Damage to the seagrass and marine life by boats' propellers has also taken a devastating toll underneath the water's surface. This new law would allow kayaks, paddle-boards, swimmers, snorkelers and sailboats on the flats but would prohibit vessels that depend on motors to operate from being allowed there.
“We're really trying to protect motor boaters from running aground on the flats,” London said.
On May 4, 23-year-old Ernesto Hernandez was killed by boat propellers as he assisted in trying to help push a four-motor power boat operated by Miami radio personality, DJ Laz.
Police Chief Charles Press urged the council to pass the ordinance.
“It was so insane at the sandbar over Memorial Day weekend that the boats couldn't get out of the way from each other,” Press said. “We were overwhelmed with the amount of boats that were there. There were calls that we could not get to.”
There are currently no laws prohibiting party boats or motorized vessels from being on the flats.
“What you decide tonight with the ordinance and the resolution are huge,” Press said.
Pena-Lindsay said the new law was needed.
“Key Biscayne is a boating community,” she said. “Every council member here owns or has owned a boat but what we have here is a life-saving situation and we have to address it. People are dying out there.”

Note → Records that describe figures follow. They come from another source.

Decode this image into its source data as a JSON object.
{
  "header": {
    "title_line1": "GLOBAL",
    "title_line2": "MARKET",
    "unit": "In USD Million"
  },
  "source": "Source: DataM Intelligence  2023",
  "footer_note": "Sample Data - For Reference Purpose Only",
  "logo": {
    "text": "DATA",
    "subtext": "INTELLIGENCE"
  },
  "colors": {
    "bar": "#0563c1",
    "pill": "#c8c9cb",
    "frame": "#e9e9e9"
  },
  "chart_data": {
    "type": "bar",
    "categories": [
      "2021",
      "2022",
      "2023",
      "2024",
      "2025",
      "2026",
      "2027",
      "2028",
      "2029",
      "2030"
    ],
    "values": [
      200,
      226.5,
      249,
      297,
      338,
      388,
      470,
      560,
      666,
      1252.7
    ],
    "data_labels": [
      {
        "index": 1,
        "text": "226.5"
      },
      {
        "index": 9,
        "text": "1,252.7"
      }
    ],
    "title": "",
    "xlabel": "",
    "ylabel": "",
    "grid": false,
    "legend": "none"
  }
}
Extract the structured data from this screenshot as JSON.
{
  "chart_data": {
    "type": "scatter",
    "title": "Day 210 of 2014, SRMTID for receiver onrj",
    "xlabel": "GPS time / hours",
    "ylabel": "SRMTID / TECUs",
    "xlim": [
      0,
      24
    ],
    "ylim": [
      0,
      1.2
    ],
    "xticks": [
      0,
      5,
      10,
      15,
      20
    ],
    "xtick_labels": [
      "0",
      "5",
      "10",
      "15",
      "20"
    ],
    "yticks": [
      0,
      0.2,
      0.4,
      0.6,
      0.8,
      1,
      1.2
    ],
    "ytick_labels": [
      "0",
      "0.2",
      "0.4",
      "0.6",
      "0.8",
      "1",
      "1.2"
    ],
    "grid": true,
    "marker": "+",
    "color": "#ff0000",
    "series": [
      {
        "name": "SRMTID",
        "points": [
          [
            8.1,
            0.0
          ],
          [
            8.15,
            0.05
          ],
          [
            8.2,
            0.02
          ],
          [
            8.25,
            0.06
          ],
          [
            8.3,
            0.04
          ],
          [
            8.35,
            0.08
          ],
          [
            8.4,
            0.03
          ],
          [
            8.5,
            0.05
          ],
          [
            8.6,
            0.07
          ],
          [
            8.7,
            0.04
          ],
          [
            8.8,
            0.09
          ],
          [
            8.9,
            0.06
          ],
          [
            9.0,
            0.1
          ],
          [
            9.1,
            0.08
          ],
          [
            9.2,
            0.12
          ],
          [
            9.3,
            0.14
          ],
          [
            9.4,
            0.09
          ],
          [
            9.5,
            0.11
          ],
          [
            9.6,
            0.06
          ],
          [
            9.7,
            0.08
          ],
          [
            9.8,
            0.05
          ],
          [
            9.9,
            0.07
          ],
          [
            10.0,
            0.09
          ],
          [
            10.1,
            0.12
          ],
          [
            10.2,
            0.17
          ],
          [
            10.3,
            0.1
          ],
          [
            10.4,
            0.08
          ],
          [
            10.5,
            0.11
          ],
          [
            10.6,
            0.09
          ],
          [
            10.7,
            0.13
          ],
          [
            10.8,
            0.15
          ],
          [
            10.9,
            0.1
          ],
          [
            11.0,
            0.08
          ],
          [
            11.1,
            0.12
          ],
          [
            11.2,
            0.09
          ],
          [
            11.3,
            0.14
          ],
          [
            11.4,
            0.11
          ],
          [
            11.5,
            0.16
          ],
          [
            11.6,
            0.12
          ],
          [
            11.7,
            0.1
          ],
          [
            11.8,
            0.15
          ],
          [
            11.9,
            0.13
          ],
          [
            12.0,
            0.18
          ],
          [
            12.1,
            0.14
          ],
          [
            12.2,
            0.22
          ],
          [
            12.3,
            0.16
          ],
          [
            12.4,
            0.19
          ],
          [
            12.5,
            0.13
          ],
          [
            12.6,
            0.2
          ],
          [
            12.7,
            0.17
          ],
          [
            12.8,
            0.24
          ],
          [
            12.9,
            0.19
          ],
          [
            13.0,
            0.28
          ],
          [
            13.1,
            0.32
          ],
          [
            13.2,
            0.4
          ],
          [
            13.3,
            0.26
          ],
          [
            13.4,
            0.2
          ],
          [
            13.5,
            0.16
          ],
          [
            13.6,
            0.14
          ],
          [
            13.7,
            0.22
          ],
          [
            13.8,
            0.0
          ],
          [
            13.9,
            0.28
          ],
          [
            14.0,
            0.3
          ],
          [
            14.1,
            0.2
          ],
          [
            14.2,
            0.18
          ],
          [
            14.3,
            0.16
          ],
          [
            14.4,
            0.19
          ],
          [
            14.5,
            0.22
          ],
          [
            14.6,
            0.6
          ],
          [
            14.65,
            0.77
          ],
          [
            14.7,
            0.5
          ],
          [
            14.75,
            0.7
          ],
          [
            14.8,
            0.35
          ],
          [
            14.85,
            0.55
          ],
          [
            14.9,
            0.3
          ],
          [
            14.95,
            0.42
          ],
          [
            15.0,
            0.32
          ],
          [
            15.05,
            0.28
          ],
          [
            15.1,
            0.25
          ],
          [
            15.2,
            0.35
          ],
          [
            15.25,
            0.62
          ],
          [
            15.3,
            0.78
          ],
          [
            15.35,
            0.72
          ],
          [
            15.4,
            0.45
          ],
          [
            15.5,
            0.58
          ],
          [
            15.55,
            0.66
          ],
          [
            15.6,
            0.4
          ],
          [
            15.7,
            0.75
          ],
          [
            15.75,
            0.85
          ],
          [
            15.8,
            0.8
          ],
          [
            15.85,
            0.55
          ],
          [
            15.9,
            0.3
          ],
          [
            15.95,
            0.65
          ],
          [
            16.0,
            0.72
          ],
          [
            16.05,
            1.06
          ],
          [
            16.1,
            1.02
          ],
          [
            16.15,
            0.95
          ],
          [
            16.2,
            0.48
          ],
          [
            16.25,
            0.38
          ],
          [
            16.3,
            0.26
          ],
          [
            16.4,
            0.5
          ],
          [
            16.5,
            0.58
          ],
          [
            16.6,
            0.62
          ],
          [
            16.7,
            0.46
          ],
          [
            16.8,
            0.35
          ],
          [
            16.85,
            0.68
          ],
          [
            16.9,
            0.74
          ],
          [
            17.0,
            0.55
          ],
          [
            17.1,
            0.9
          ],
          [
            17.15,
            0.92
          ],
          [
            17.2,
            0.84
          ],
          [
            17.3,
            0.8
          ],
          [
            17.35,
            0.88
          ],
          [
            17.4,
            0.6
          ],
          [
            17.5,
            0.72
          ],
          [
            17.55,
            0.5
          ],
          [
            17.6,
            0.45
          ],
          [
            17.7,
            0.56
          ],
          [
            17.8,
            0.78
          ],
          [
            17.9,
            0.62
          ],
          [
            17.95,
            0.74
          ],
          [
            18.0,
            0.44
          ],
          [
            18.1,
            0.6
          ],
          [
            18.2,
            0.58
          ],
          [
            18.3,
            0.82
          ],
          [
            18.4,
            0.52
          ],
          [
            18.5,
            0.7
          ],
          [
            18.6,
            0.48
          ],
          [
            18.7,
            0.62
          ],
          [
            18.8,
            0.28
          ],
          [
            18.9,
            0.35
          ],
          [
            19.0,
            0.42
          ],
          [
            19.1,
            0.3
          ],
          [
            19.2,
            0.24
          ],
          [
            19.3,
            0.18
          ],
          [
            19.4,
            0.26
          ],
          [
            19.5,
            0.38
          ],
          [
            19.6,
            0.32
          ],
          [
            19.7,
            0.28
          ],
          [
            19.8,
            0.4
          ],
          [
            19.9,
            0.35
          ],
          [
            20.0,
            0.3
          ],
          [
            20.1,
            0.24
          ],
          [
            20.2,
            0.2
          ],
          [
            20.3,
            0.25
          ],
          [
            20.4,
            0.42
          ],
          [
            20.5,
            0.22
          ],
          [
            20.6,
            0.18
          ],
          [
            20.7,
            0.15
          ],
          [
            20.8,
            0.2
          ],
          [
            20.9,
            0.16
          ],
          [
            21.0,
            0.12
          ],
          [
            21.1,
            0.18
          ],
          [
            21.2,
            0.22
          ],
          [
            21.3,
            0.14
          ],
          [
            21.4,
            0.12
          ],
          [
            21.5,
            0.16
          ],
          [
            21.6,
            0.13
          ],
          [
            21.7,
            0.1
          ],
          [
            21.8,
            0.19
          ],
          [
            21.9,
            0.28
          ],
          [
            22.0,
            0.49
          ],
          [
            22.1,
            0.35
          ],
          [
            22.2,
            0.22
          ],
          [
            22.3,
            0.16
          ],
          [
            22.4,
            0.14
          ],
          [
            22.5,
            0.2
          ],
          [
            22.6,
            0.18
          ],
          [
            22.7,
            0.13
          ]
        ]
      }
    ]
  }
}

If the ordinance passes on second reading, it will provide a stronger backing when Key Biscayne's lobbyist, police chief, village attorney, a council member, and the mayor to go before the FWC's commission meeting on June 17 in Fort Myers to propose that the rest of the flats outside of the key's jurisdiction exclude motor-dependent vessels and “be consistent with the resolution allowing for sailboats and vessels propelled by oar,” to be allowed on the flats, Caplan said.
The council unanimously passed a resolution on Tuesday “urging the Florida Fish and Wildlife Commission to adopt an emergency rule” or moratorium, to make the Mashta Flats that would designate its share of the flats as a motor-free zone as well.
The Florida Constitution authorizes the Fish and Wildlife Conservation Commission to enact rules and regulations regarding the state's fish and wildlife resources.
Since the FWC is responsible for the majority of the Mashta Flats, there is a provision in the law that would allow the village to lease the 47 acres from the state so that they could have control of the entire area of the flats if the FWC won't take action to make the flats safer.
“We have to identify it as a possibility and we need to discuss it,” Caplan said.